ユ・ジャグァンは汚れた服をぬぐい帰りました。
亀城君は臨灜大君の臨終の床を思い出していました。
「欲は捨てろ。私は一生身を低くして生きてきた。私のすぐ上の兄上である安平大君は身を低くすることを知らないせいで無残な最期を遂げられた。ジュンよ。肝に銘じなさい。お前はとても優れている。だから安心して私は死んで逝くことができない。兄上はお前を重用なさっていた。私はお前が殺されるのではないかと心配している。幸いお前は領議政を任された。自重しなさい。私よりももっと身を低くして生きなさい。そうすればわが家門は滅びることはないだろう。分かったか?私が死んだら葬儀は静かに執り行いなさい。もし私の葬儀を盛大に行えばお前が野心を抱いていると誤解されるだろう。お前が今味わっている屈辱をありがたく思いなさい。お前は王族だ。屈辱に感じることがあっても自分の身を守るためと甘受しなさい。上党君と対立するな。粋嬪とも対立するな。そなたの知恵と力では彼らには太刀打ちできぬ。彼らと対立すればわが家門は必ず滅びてしまう。今以上に身を低くしなさい。世祖は言っておられた。死んだら木に生まれ変わりたいと。私は道端の物乞いに生まれ変わっても構わぬ。王室・・・王室にだけは・・・二度と生まれたくない・・・。」
「ふっはっはっは。首陽叔父上は幼い甥を殺して王位に就かれました。どうして私では駄目なのですか。はっはっはっは。はっはっはっは。」
亀城君は悔しそうに笑いました。
粋嬪ハン氏の部屋。
「私は物乞いに生まれ変わりたいです。落ちぶれた王族が生き残れぬとか。来世は物乞いに生まれて気楽に生きたいです。」
月山君は粋嬪に言いました。
「人に施しを受けるなら死ぬほうがマシよ。」
粋嬪は息子に言いました。
「乽山君も兄上と同じ考えなの?」
「私は生まれ変わっても母上の息子に生まれたいです。」
「謀反人の息子だとしても?」
「それでも構いません。母上の望みを叶えられるなら私はいっこうに構いません。」
「死ぬことになっても私を恨まないの?」
「恨みません。」
「約束できるわね。死んでも私を恨まぬと。」
「はい母上。ご安心ください母上。私が必ず王位に就いて母上の望みをすべて叶えて差し上げます。」
部屋の外で聞いていた従者たちは泣きました。
夜の王宮。
パク内官は大妃殿まで走り王大妃に睿宗が祈祷中に気を失ったと言いました。王大妃が睿宗の部屋に行くと睿宗はチョン内官に支えられ苦しそうに座っていました。

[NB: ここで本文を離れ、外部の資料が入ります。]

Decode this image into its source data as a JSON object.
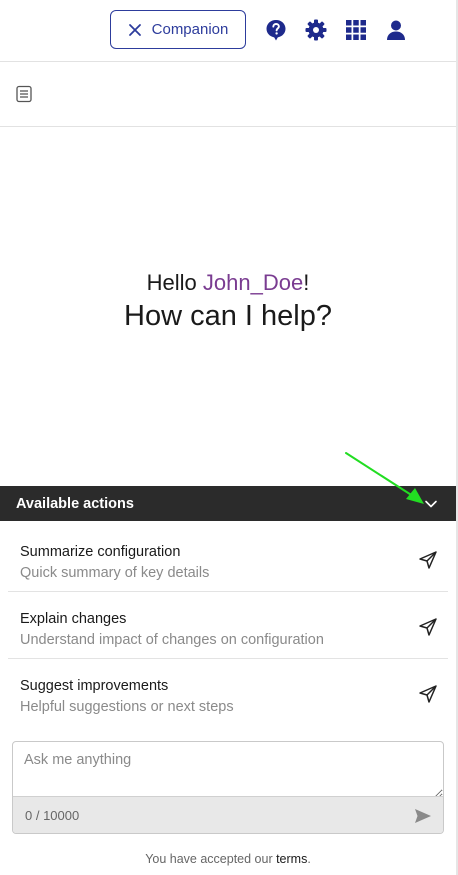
{
  "topbar": {
    "companion_label": "Companion",
    "icons": [
      "help-icon",
      "gear-icon",
      "apps-grid-icon",
      "user-icon"
    ]
  },
  "subbar": {
    "icon": "document-icon"
  },
  "greeting": {
    "hello": "Hello ",
    "username": "John_Doe",
    "exclaim": "!",
    "prompt": "How can I help?"
  },
  "actions": {
    "header": "Available actions",
    "items": [
      {
        "title": "Summarize configuration",
        "subtitle": "Quick summary of key details"
      },
      {
        "title": "Explain changes",
        "subtitle": "Understand impact of changes on configuration"
      },
      {
        "title": "Suggest improvements",
        "subtitle": "Helpful suggestions or next steps"
      }
    ]
  },
  "chat": {
    "placeholder": "Ask me anything",
    "counter": "0 / 10000"
  },
  "terms": {
    "prefix": "You have accepted our ",
    "link": "terms",
    "suffix": "."
  },
  "colors": {
    "brand": "#2d3c9c",
    "username": "#7a3c91",
    "header_bg": "#2b2b2b",
    "annotation_arrow": "#22dd22"
  }
}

「母上。父上は座って亡くなられたのに私が横になることはできません。
「主上!」
感想
睿宗はほんとに苦しそう!演技がうまいのかとても苦しそうで・・・・。そして乽山君は早くも悪に染まり・・・悪の道を進む決意でいるとはなんて悪い子なのでしょう(笑)亀城君にもチャンスがあったのに、立場的に領議政になった首陽大君と同じですよね。もし亀城君が兵曹判書のナム・イと手を組んで同時に立ち上がっていたら世祖とほとんど同じ手法を使い睿宗亡き後に王になれたでしょう。亀城君にも王位簒奪の機会があった。しかし亀城君にはハン・ミョンフェのような手下がおらず、早くも手下であるナム・イを殺されてしまいましたから粋嬪ハン氏たちが亀城君を警戒していたことは明らかですね。亀城君の悔しさを知っているかのように臨灜大君の臨終のお言葉。ナム・イを殺されたことで亀城君には機会がなくなってしまったわけなのですね。ユ・ジャグァンはろくでもないやつだとハン・ミョンフェたちからも思われています。